People are we really so narrow minded to think that we can legislate one morality over another?
Have we really come so far with tolerance of human beings, only to fall short on the last hurdle?

Virginia said...

Good point Eric. I have enjoyed the discussion this prompted Petrea. Benjamin Madison (Victoria CDP) has an excellent post today regarding the CDP folks and how we seem to be able to exchange ideas and discuss our differences while keeping cool heads. Hope we can all continue to keep that at the forefront.

Bernie K. said...

Oh, & I just can't resist acknowledging 1916's well-wrought contribution to this little colloquy—if only to say that, if Obama were a socialist, he'd give you his house. G'wan—ask him! He'll tell you "no," & then you can rest easier. No pinkos banging on your door after tomorrow night.

See here.

Cafe Observer said...

P, I just saw an ad from the google on your website proclaiming support marriage rights vote yes on 8!?

Vetty interesting. You people never cease to confound us animals. Just when we think we have y'all understood...

Equal access & equal rights I guess.

I've lived under the traditional definition of marriage. I'm living under the new redefined def from the st supreme judges, and I'll probably be living under some future marriage def as well. Ok. But, I hope it isn't our pets those humans, wanting the right to marry us their masters!!

Now that is going much to far. Talk about marrying down!

Petrea said...

Not only that, C.O., but there was a pro Prop 8 ad at the link Bernie sent me to! Go figure.

Welcome, Eric. What a reasoned response and such a nice blog, too. And Virginia, thanks for sending me to see what Benjamin had to say today. He's a cool guy.

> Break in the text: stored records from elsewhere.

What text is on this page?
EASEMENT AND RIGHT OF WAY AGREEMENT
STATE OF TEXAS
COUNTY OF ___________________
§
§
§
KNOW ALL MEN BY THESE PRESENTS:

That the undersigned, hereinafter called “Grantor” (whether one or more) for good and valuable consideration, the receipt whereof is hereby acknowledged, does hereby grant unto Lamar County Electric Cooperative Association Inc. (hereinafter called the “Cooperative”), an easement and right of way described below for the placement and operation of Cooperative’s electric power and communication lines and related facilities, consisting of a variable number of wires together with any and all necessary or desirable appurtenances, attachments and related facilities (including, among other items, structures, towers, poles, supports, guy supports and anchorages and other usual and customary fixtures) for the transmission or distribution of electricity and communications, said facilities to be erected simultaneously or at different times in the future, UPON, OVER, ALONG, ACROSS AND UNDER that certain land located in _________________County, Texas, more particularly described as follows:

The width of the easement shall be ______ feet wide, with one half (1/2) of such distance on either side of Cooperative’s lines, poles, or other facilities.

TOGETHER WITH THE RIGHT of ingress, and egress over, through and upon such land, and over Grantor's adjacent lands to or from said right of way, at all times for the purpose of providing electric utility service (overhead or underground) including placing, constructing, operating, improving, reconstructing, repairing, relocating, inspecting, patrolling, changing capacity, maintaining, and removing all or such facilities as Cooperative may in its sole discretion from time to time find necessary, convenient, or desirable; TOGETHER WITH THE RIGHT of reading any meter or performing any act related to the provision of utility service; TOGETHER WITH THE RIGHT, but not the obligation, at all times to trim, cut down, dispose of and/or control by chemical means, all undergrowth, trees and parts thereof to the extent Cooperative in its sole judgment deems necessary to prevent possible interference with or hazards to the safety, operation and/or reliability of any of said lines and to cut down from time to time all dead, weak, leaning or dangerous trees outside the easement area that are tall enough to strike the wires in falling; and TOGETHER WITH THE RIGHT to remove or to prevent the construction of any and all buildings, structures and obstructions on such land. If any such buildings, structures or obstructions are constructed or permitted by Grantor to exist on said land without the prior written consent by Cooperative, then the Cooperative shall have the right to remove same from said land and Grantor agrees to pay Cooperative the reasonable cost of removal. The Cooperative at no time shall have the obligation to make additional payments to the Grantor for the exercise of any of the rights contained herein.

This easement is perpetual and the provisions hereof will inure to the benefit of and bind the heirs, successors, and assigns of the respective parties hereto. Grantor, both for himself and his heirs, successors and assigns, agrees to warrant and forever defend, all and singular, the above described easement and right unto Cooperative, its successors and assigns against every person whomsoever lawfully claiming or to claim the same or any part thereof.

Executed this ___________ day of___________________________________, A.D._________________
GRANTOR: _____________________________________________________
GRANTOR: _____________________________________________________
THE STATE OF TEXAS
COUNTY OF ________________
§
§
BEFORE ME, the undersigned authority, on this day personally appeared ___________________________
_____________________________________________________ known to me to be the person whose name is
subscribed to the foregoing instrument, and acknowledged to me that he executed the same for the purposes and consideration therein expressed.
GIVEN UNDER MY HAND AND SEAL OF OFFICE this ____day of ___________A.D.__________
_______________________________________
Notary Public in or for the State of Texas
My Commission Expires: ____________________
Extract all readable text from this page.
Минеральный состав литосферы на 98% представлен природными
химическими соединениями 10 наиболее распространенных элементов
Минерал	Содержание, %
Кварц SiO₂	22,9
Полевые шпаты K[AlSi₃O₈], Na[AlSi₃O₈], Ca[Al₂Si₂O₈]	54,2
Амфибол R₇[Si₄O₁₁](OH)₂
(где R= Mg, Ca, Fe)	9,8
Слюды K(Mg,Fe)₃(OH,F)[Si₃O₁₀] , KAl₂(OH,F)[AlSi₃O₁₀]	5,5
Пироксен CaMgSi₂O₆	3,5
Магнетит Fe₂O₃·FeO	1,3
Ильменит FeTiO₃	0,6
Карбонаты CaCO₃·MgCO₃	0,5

Thanks all for a great discussion yesterday and today. Vote!

Virginia said...

Oh hell yeah, I'm voting righ here in good ole Alabama!

USelaine said...

A comment composed by another person on another blog:

"Prop 8 has little to do with God sanctioned coupling and everything to do with state sanctioned coupling. It is not about being married in the eyes of God. If that were what is was about, then gays could form their own churches and perform their own ceremonies and presto, they would be married. In the eyes of a church. Not in the eyes of the state. And that is what is at issue. Churches that do not accept same sex marriages will continue to not accept same sex marriages and that is the way it works in God’s house. However, the state, by sanctioning the legal ramifications of a union between two individuals whatever their gender, will grant those two individuals rights in medical, financial, and family related arenas same gender couples have in the past been denied. This effects jointly held property, heirs, custody issues, who gets to sign off on medical documents if you are injured and incapacitated, it is essentially about a legal contract recognized by the state. However, everyone likes to mix it up with God. So, problems arise."

Petrea said...

Elaine: exactly. It's not essentially a religious issue, but...

Churches don't have to perform these ceremonies if they don't want to. Even some counties that don't want to won't have to (although legally they can't discriminate, so if they refuse to perform gay marriages they will not be able to perform any marriages).